Eh güero, yeah bro’. A pesar de los espionajes que denuncian organizaciones de derechos civiles, los inmigrantes siguen adelante y dividieron la lucha en dos andariveles distintos: por un lado, apuntan a concientizar a las comunidades no inmigrantes –¿será la white trash alguna vez minoría en este país?– y que entiendan que aun cuando se gane la legalización no va a resolver los problemas de pobreza. “El Senado trata de poner más protección a la frontera”, cuenta Horacio. Para el 4 de septiembre próximo moverán un millón de personas en cada ciudad grande de Estados Unidos. Las marchas son coordinadas por una red desde California a Nueva York. “Son 2 mil organizaciones. Pero no estamos listos para negociar, no se han dado cuenta de que tenemos algo que ofrecer. Por ahora nos estamos defendiendo, cuando el gobierno reconozca que es una comunidad tan grande, entonces sí podremos negociar.” El segundo andarivel es la movilización por el voto: “Es una de las campañas que ahorita estamos trabajando. Muchos hispanos son ciudadanos, pero no votan. Queremos que voten, que ejerzan su poder”, cuenta Omar. En noviembre habrá elecciones: los 15 millones de votantes migrantes en Estados Unidos (2,7 millones en California) ejercerán su derecho real. “Es un poder que todavía no hemos canalizado”, dice Xiomara. En eso están.
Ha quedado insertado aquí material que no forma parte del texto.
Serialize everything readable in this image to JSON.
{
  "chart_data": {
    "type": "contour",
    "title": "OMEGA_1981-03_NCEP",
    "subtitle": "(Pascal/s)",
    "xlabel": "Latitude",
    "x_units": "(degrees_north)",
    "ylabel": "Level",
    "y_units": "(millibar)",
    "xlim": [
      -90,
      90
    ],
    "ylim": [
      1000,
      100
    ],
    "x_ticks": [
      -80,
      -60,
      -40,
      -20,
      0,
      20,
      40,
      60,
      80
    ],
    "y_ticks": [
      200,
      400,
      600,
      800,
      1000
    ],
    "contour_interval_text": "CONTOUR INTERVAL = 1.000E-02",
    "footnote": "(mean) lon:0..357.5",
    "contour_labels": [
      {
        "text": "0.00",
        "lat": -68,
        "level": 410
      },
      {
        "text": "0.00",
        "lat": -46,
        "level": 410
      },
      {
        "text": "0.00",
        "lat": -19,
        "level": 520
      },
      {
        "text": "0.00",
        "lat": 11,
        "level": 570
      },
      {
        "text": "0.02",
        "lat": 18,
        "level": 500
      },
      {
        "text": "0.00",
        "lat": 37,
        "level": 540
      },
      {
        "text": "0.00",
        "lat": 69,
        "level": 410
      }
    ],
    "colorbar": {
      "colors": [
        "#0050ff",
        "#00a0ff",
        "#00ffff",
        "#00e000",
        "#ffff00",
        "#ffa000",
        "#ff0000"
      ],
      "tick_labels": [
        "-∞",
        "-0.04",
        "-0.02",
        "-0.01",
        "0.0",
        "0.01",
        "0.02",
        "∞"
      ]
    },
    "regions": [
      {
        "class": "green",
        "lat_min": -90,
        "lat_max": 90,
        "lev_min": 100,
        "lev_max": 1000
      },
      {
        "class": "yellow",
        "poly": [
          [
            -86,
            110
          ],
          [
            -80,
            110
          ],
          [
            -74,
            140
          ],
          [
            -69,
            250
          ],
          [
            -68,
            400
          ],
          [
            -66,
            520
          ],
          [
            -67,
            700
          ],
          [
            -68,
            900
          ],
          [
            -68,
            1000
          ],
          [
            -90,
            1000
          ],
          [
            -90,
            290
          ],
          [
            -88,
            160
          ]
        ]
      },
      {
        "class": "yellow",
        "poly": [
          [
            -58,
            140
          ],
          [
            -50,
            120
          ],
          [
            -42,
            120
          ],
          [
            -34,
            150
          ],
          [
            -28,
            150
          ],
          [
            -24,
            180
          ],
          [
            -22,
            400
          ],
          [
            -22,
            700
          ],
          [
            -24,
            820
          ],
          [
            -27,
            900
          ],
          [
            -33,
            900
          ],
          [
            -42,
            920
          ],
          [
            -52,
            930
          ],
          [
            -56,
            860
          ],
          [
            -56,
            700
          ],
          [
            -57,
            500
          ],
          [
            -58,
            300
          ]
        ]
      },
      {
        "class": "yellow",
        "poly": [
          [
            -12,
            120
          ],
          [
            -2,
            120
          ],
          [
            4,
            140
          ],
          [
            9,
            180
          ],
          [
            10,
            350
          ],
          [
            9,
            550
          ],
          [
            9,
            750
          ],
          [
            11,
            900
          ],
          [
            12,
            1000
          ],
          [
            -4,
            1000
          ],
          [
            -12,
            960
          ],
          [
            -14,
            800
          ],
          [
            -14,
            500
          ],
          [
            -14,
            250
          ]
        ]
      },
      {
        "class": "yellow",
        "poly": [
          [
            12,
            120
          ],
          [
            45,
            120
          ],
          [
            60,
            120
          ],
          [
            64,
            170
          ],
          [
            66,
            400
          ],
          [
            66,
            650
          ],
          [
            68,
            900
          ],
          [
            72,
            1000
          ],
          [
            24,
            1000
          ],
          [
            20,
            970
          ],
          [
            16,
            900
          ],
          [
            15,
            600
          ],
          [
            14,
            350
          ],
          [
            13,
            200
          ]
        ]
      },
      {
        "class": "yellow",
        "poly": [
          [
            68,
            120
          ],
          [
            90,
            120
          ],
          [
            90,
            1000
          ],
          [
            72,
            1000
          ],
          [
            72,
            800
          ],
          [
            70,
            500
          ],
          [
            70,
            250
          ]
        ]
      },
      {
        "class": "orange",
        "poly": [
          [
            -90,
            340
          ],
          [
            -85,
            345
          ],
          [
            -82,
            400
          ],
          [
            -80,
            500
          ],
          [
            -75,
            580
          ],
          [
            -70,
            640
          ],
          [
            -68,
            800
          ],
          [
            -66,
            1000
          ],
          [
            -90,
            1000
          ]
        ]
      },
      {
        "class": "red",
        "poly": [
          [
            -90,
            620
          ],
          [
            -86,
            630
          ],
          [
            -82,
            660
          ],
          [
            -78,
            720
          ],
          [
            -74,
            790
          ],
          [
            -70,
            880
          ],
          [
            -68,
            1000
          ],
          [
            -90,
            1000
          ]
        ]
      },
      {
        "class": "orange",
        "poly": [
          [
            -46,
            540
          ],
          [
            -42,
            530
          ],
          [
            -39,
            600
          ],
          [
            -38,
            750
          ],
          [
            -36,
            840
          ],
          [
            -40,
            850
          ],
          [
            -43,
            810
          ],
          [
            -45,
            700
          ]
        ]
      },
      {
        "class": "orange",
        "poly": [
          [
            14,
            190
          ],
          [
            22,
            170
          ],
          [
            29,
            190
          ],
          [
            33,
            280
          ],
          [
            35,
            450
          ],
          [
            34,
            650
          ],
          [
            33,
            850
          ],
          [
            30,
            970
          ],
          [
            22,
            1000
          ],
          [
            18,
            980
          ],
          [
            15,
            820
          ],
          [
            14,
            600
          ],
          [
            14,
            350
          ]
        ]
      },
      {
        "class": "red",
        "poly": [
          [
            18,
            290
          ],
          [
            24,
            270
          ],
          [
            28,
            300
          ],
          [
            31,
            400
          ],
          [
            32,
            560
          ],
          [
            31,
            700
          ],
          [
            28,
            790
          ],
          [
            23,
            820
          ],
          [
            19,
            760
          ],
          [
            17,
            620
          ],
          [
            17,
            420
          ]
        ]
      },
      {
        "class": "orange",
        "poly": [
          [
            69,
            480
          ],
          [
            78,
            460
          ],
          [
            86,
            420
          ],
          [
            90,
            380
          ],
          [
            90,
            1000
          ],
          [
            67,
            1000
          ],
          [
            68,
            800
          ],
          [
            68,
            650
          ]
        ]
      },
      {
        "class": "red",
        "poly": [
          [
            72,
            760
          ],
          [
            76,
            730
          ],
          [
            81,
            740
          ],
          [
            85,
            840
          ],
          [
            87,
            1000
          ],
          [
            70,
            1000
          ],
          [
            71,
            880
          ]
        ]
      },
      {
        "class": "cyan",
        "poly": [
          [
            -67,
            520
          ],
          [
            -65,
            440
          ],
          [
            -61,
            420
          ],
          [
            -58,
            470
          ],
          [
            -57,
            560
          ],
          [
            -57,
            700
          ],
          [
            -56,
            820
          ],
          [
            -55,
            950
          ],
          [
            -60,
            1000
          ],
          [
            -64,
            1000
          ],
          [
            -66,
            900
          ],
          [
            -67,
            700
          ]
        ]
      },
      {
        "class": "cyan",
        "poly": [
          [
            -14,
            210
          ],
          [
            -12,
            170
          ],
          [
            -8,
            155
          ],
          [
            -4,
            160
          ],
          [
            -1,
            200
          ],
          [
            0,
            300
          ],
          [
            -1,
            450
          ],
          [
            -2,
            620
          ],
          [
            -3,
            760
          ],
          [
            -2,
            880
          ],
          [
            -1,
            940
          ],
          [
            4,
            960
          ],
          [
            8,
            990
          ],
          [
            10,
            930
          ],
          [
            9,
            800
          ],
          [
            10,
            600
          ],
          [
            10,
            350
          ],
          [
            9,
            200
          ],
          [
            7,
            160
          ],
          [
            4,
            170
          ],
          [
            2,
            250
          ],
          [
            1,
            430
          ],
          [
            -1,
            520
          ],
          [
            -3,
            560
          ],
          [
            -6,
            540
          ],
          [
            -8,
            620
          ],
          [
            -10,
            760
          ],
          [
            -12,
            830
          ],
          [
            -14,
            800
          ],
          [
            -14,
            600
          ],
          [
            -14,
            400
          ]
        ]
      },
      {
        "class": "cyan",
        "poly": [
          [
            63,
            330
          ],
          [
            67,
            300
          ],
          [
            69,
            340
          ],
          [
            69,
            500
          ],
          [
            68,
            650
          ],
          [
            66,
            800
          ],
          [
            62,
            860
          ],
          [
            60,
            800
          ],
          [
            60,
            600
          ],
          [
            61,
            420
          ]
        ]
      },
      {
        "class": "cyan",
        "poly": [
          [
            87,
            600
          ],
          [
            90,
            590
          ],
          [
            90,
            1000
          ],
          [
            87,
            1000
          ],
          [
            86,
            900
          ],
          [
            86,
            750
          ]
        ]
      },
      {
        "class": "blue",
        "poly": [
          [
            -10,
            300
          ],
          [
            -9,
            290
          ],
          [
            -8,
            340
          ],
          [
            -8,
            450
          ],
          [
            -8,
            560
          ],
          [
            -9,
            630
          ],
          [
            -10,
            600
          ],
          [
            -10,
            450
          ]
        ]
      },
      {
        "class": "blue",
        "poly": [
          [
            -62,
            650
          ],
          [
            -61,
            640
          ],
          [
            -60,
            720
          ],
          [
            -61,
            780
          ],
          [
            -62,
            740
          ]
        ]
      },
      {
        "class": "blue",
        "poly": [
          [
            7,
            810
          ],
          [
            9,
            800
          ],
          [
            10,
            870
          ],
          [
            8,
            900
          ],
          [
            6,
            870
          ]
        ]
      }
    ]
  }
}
Chirla ha estado al frente del movimiento social pro-inmigrante durante muchos años. Son reconocidos por su trabajo con las comunidades inmigrantes. Tienen tres comités de base: Jornaleros, Trabajadoras de Casa, y Jóvenes, y difunden su trabajo en chirla.org. Pero también militan con otros grupos para proveerles información e involucrarlos en el movimiento. El otro aspecto de la ONG es el trabajo sobre las políticas que afectan a las comunidades inmigrantes. Comenzaron como una coalición de organizaciones en reacción a una gran Amnistía del ‘86. “Como ahora, pusieron una fecha límite y un montón de personas quedaron afuera”, cuenta Xiomara Corpeno, directora de Organizaciones. “Se le dio poder al patrón: le permite decir ‘pago 12 dólares la hora, pero eres indocumentado, te pago 5 dólares la hora y así nos quedamos’.” El 4 de julio, Día de la Independencia, los de Chirla fueron a San Diego, hacia el lado de la frontera, a manifestarse contra una supuesta audiencia pública en un Centro de Deportación: “No llevamos a nuestros miembros de Los Angeles porque no tienen papeles y cuando vienes de San Diego hay varios retenes, trabajamos con gente de allí. Estos payasos ponen a hablar a cinco personas y uno es un anti-inmigrantes de Amigos de la frontera, y luego dicen que hicieron audiencias públicas”.